In this study, a simplified one-compartment plant uptake model (PT-model) was developed to monitor pesticide BCF from soil based on its correlation between plant transpiration. Spatiotemporal continuous pesticides’ BCF was retrieved by integrating the proposed PT-model and remote sensing observations, and atrazine’s BCF over the U.S.A was mapped consequently. This research highlights that plant transpiration plays a vital role in BCF monitoring; BCF’s spatial distribution varies with time. For the mainland of the U.S.A., summer has the highest BCF value, and winter has the lowest BCF value; BCF of the east part is relatively higher than the west all over the year. Previous studies with relatively good consistency have been applied to evaluate the proposed approach.

To further understand the spatiotemporal distribution of pesticide BCF, future research is needed in the following aspects:

  1. Downscaling methods and high-resolution remote sensing observations will be integrated to classify different vegetation types, especially over the agricultural area. Then the plant transpiration over specific vegetation cover will be estimated separately to improve and calibrate the PT-model’s performance for BCF monitoring. Since plant transpiration relates to species (e.g. conifer, broadleaf), the monitored spatiotemporal patterns of BCF also depend on the vegetation type.

  2. Atrazine is applied in this study because it is one of the most widely used pesticides in the U.S.A in recent decades, which is difficult to degrade and has significant residues. The PT-model will be applied to other pesticides with harmful residues to the environment and human health (e.g. hexachlorocyclohexane, lindane) to evaluate the PT-model’s performance in BCF mapping. Besides that, experiments and field campaigns will be carried out to collect in-situ measurements to validate the results of the PT-model.

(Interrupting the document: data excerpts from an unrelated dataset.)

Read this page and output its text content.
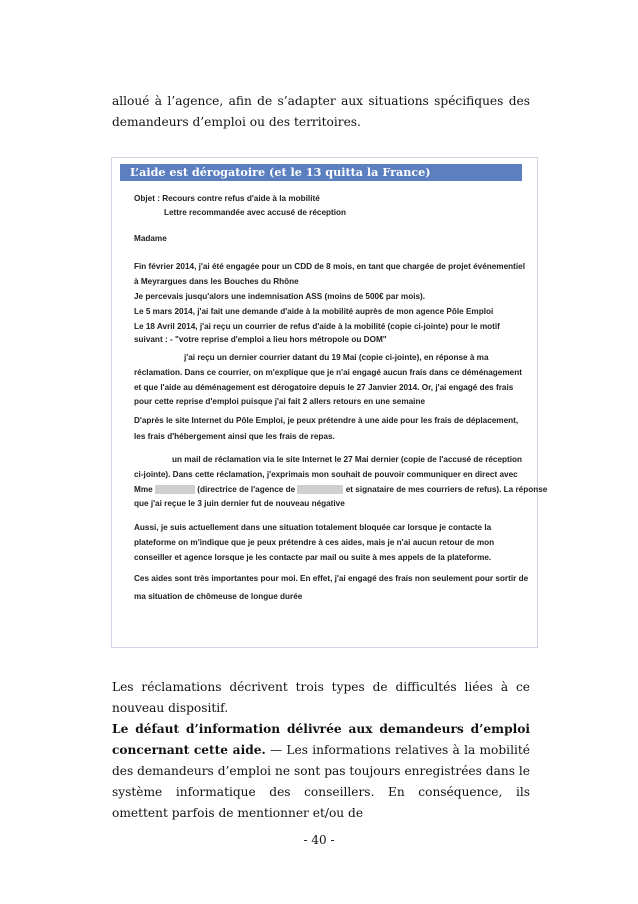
alloué à l’agence, afin de s’adapter aux situations spécifiques des demandeurs d’emploi ou des territoires.

L’aide est dérogatoire (et le 13 quitta la France)
Objet : Recours contre refus d'aide à la mobilité
Lettre recommandée avec accusé de réception
Madame
Fin février 2014, j'ai été engagée pour un CDD de 8 mois, en tant que chargée de projet événementiel
à Meyrargues dans les Bouches du Rhône
Je percevais jusqu'alors une indemnisation ASS (moins de 500€ par mois).
Le 5 mars 2014, j'ai fait une demande d'aide à la mobilité auprès de mon agence Pôle Emploi
Le 18 Avril 2014, j'ai reçu un courrier de refus d'aide à la mobilité (copie ci-jointe) pour le motif
suivant : - "votre reprise d'emploi a lieu hors métropole ou DOM"
j'ai reçu un dernier courrier datant du 19 Mai (copie ci-jointe), en réponse à ma
réclamation. Dans ce courrier, on m'explique que je n'ai engagé aucun frais dans ce déménagement
et que l'aide au déménagement est dérogatoire depuis le 27 Janvier 2014. Or, j'ai engagé des frais
pour cette reprise d'emploi puisque j'ai fait 2 allers retours en une semaine
D'après le site Internet du Pôle Emploi, je peux prétendre à une aide pour les frais de déplacement,
les frais d'hébergement ainsi que les frais de repas.
un mail de réclamation via le site Internet le 27 Mai dernier (copie de l'accusé de réception
ci-jointe). Dans cette réclamation, j'exprimais mon souhait de pouvoir communiquer en direct avec
Mme	(directrice de l'agence de	et signataire de mes courriers de refus). La réponse
que j'ai reçue le 3 juin dernier fut de nouveau négative
Aussi, je suis actuellement dans une situation totalement bloquée car lorsque je contacte la
plateforme on m'indique que je peux prétendre à ces aides, mais je n'ai aucun retour de mon
conseiller et agence lorsque je les contacte par mail ou suite à mes appels de la plateforme.
Ces aides sont très importantes pour moi. En effet, j'ai engagé des frais non seulement pour sortir de
ma situation de chômeuse de longue durée

Les réclamations décrivent trois types de difficultés liées à ce nouveau dispositif.

Le défaut d’information délivrée aux demandeurs d’emploi concernant cette aide. — Les informations relatives à la mobilité des demandeurs d’emploi ne sont pas toujours enregistrées dans le système informatique des conseillers. En conséquence, ils omettent parfois de mentionner et/ou de

- 40 -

  3. Various studies show that pesticide BCF potentially affects human health. However, few studies analyze the relationship between pesticide BCF distribution and human disease distribution (e.g. cancer and congenital heart disease) due to the lack of large-scale BCF mapping methods. We plan to combine open-source human disease datasets in the U.S.A. and pesticide BCF spatiotemporal distributions to explore the potential impacts of pesticide BCF on different human diseases.

Acknowledgements

We thank the editors and reviewers for their valuable comments to improve this manuscript.

Disclosure statement

No potential conflict of interest was reported by the author(s).

Data availability

The data that support the findings of this study are openly available in NASA MODIS Portal (https://modis.gsfc.nasa.gov/), USGS Annual Agricultural Pesticide Use dataset (https://water.usgs.gov/nawqa/pnsp/usage/maps/compound_listing.php), Fantke et al. (Citation2017) and Lewis et al. (Citation2006).

Additional information

Funding

This research was supported by the Natural Resources of Guangdong [No. [2023]-25], National Natural Science Foundation of China [No. 42171400], Natural Science Foundation of Guangdong Province [No. 2021A1515011324], Henan Institute of Sun Yat-sen University [No. 2021-006].